How concentrated solar technologies will travel down the cost curve

The biggest challenge for concentrated solar power (CSP) technologies is getting down the cost curve. But as with wind energy and solar PV that went before it, it’s a classic chicken and egg situation: Without properly constructed incentives to initiate deployment, the technology will struggle to reach the scale that can deliver the anticipated cost reductions.

The IT Power report on CSP technologies – identified as parabolic trough, solar towers, compact linear fresnel reflector, solar dish, concentrated solar PV and fresnel lens – suggest it could take anywhere from six to 18 years for CSP to travel down the cost curve to where it can play a role.

“The revenues available to a potential Australian CSP plant in 2011 fall far short of the cost of building and running it,” it says. “The indicative baseline LCOE of $252 per MWh for a typical 64MWe trough CSP plant, compares to potential earnings of around $120 per MWh in today’s grid-connected markets.”

However, rising energy prices and falling CSP capital costs should close this gap between 2018 and 2030. On the revenue side, real energy values are likely to rise at between 1 per cent and 3 per cent per year through to 2030. Meanwhile, capital costs are expected to fall by 20-50 per cent by 2020, depending on the eventual growth rate and progress ratio.” (See table 9 at bottom of story). However, the report says it is concerned that this is not recognised by the contents of the recent Draft Energy White Paper.

Just as rooftop solar PV creates its own value proposition by being cheaper at the socket than electricity delivered from centralised power stations via the grid, the report notes that CSP can create its own value proposition by being able to deliver dispatchable energy into peaks and other periods when a reliable flow of electricity is required.

So rather than competing with coal-fired generators that can generate electricity at 40/MWh (or even less in the case of brown coal generators), CSP is more likely to compete with peaking gas plants, which are generally only used when the wholesale price of electricity is pushed much higher. The other value proposition is to CSP at the edge of grids (to reduce transmission losses), as a hybrid addition to fossil fuel plants, or in min-grid and remote locations, where the cost of CSP is higher, but so is that of the current alternatives such as diesel or gas.

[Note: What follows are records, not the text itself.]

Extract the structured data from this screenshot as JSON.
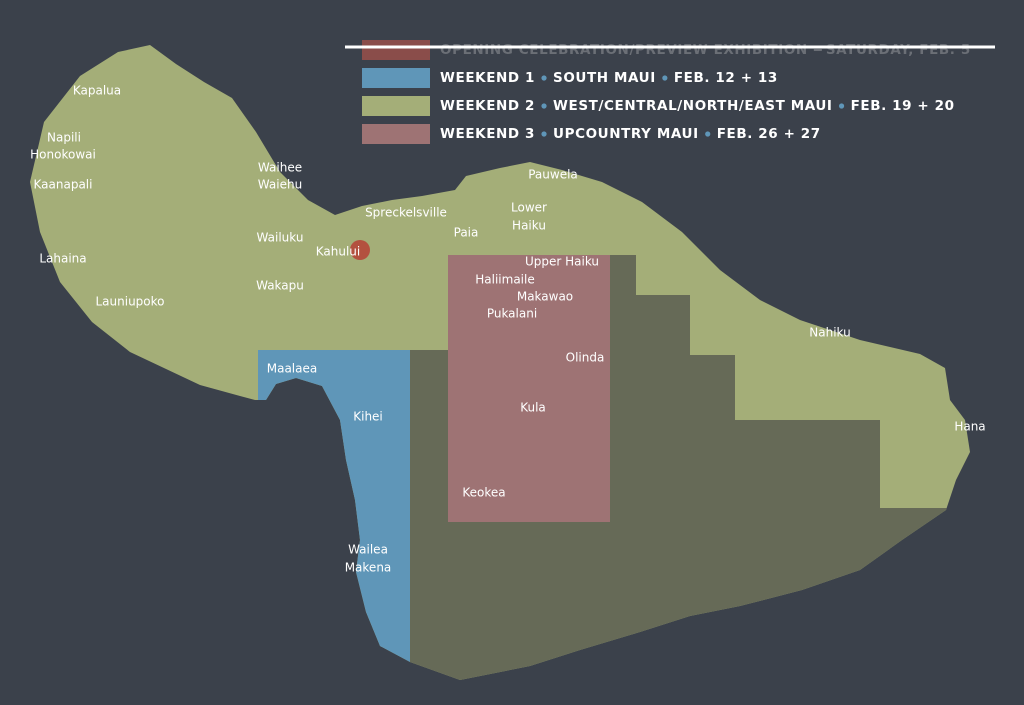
{
  "legend": [
    {
      "label": "OPENING CELEBRATION/PREVIEW EXHIBITION",
      "date": "SATURDAY, FEB. 5"
    },
    {
      "label": "WEEKEND 1",
      "area": "SOUTH MAUI",
      "date": "FEB. 12 + 13"
    },
    {
      "label": "WEEKEND 2",
      "area": "WEST/CENTRAL/NORTH/EAST MAUI",
      "date": "FEB. 19 + 20"
    },
    {
      "label": "WEEKEND 3",
      "area": "UPCOUNTRY MAUI",
      "date": "FEB. 26 + 27"
    }
  ],
  "places": [
    "Kapalua",
    "Napili",
    "Honokowai",
    "Kaanapali",
    "Lahaina",
    "Launiupoko",
    "Waihee",
    "Waiehu",
    "Wailuku",
    "Wakapu",
    "Kahului",
    "Spreckelsville",
    "Paia",
    "Pauwela",
    "Lower",
    "Haiku",
    "Upper Haiku",
    "Haliimaile",
    "Makawao",
    "Pukalani",
    "Olinda",
    "Kula",
    "Keokea",
    "Maalaea",
    "Kihei",
    "Wailea",
    "Makena",
    "Nahiku",
    "Hana"
  ]
}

This table below sets out the current estimates of the levellised cost of electricity for CSP and the gaps with the potential target market. There are two key points here: one is that electricity from CSP will have a higher value because of the time it delivers into the grid; the second is that while storage may slightly increase costs, its electricity value is higher because it is dispatchable. That reduces the gap the technology is aiming to reduce.

To further illustrate that, the report modelled how energy from a CSP system would have been valued over the period from 2005 to 2010, with and without storage. Just delivering in its normal generation times would have earned 50 per cent more than the market average, while being able to deliver dispatchable energy would have delivered two or three times the market average.

The report notes that while the current cost gap for CSP is large and undermines confidence in the sector, it is reasonable to compare the table below with the cost curves of other available technologies. It says the cost curves of more mature renewable technologies such as wind and solar PV will slow and level out in coming decades. So much so, that it predicts the LCOE of CSP with storage will match that of wind by 2025, and be half that of solar PV with batteries. Importantly, available CSP revenue would be more than wind, and similar to a PV system with batteries.

“Accordingly, though CSP is starting further behind, its commercial case will be as strong as any other form of renewable energy within the strategic horizon of this review.”